With upgrades came a new challenge. Along with all the tasks that go into daily baking and shipping—not to mention marketing, staff training and supervision, materials sourcing, and developing retail distribution—Robbins needed to take on the role of onsite technician. Although she claims that the technical aspect of running the commercial kitchen is far outside her comfort zone, Robbins has learned, out of necessity, the mechanisms of each machine. Still, the Robbins family claims a first–name basis with the technicians from each machine company, who remain the second line of defense when, for instance, a wrapping machine fails to operate after a particularly productive day of baking.
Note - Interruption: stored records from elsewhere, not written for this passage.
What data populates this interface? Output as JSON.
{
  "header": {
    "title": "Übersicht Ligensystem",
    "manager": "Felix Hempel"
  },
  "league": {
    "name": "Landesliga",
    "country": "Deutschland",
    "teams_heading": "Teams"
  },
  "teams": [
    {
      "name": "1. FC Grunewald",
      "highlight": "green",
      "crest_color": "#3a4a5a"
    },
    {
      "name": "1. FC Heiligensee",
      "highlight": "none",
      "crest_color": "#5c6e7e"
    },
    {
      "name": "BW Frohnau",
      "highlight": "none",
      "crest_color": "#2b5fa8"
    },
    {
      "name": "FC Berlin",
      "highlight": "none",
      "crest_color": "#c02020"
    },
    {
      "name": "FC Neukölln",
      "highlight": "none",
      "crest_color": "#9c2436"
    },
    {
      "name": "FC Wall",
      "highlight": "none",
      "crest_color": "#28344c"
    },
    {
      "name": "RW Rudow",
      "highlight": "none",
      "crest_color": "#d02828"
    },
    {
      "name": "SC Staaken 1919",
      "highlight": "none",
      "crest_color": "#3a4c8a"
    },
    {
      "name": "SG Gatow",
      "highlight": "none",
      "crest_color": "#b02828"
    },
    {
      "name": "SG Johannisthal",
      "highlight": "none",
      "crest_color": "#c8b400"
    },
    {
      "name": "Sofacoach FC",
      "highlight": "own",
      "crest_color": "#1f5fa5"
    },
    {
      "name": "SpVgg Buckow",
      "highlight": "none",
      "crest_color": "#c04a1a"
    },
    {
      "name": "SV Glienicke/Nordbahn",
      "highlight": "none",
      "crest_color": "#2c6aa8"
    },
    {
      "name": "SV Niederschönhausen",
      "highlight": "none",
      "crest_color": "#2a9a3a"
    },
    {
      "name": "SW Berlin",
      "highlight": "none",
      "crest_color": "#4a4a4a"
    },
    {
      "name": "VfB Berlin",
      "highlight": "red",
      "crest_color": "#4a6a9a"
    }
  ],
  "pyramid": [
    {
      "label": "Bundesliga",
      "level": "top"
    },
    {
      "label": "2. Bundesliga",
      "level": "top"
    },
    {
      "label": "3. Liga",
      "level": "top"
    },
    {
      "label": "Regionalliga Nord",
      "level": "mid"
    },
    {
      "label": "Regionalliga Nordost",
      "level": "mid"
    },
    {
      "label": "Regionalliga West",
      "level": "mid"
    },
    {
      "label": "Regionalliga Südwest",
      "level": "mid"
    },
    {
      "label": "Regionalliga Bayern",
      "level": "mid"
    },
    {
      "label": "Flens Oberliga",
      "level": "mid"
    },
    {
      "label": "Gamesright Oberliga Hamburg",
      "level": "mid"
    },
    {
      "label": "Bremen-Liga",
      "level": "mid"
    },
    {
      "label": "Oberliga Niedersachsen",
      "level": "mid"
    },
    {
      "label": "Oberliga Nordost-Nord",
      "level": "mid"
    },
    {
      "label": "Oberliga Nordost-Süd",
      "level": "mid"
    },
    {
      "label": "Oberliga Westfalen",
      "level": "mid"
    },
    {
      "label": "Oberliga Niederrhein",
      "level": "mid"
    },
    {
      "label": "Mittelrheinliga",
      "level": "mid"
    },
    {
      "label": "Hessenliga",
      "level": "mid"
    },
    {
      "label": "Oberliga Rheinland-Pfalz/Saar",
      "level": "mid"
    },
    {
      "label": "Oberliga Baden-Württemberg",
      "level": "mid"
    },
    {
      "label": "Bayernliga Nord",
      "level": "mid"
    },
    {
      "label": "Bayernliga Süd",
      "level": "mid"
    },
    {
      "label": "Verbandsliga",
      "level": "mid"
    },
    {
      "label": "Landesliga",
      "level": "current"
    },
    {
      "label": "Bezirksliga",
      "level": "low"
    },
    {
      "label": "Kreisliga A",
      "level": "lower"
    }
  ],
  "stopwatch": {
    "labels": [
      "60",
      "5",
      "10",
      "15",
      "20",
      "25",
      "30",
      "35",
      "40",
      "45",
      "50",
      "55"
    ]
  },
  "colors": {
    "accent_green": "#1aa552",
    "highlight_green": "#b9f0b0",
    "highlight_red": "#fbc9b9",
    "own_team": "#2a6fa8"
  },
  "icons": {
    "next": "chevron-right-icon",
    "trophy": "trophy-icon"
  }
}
Still a small, labor–intensive operation, each upgrade—while expensive—has helped them climb into a larger market, making the process more cost–effective, their treat more readily available, and giving the issue of food allergies a higher visibility. In early 2009 they are moving to a larger facility with more upgraded equipment in order to meet the growing demand from families, retail, schools, and various other institutions trying to include those with special dietary needs.

Good press has also helped, with articles in publications as diverse as theIndianapolis Star, New York Newsday, the Birmingham News, VegNews Magazine blog, the Gourmet Retailer blog, and Scholastic Adminstratormagazine, all touting the tastiness of HomeFree treats, some mentioning that the snacks were both organic and allergen–free. Fulfilling both niche markets is unusual, says Robbins, who, with her husband, also represented their company in Boston in October at Natural Products Expo East, the second largest natural food expo in the United States.

While most of their initial sales were over the Web (—with orders from all over the country—Robbins knew that having HomeFree treats in one chain could propel the company quickly into much larger distribution. It would also be a corroboration of their conviction: they had a product that people need. When the first large order came, it was an emotional moment.

“When Jill called me from the supermarket parking lot to tell me how much they had ordered, we cried,” says Phil. “Then she called me back to tell me that she’d given me the wrong amount. It was twice that.”

The frustrations, challenges, and uncertain financial returns of running a small business are a regular part of her life, Robbins acknowledges. Yet she loves what she does. Though she works round the clock, she doesn’t think of it as “work.” And at the end of a typical day—which happens after midnight— when she sits down to open her e–mail, she is reminded how important her products are for so many families.

“Parents e–mail us, parents of kids like Bradley, and they tell us what it means to them to have HomeFree treats,” she says. “We offer them something they can serve to everyone—a treat everyone can share, everyone can enjoy, that’s good for you. They talk of what it means to their family that their child can join in with everyone else. Finally, it’s a cookie that’s just a cookie, for their child too.”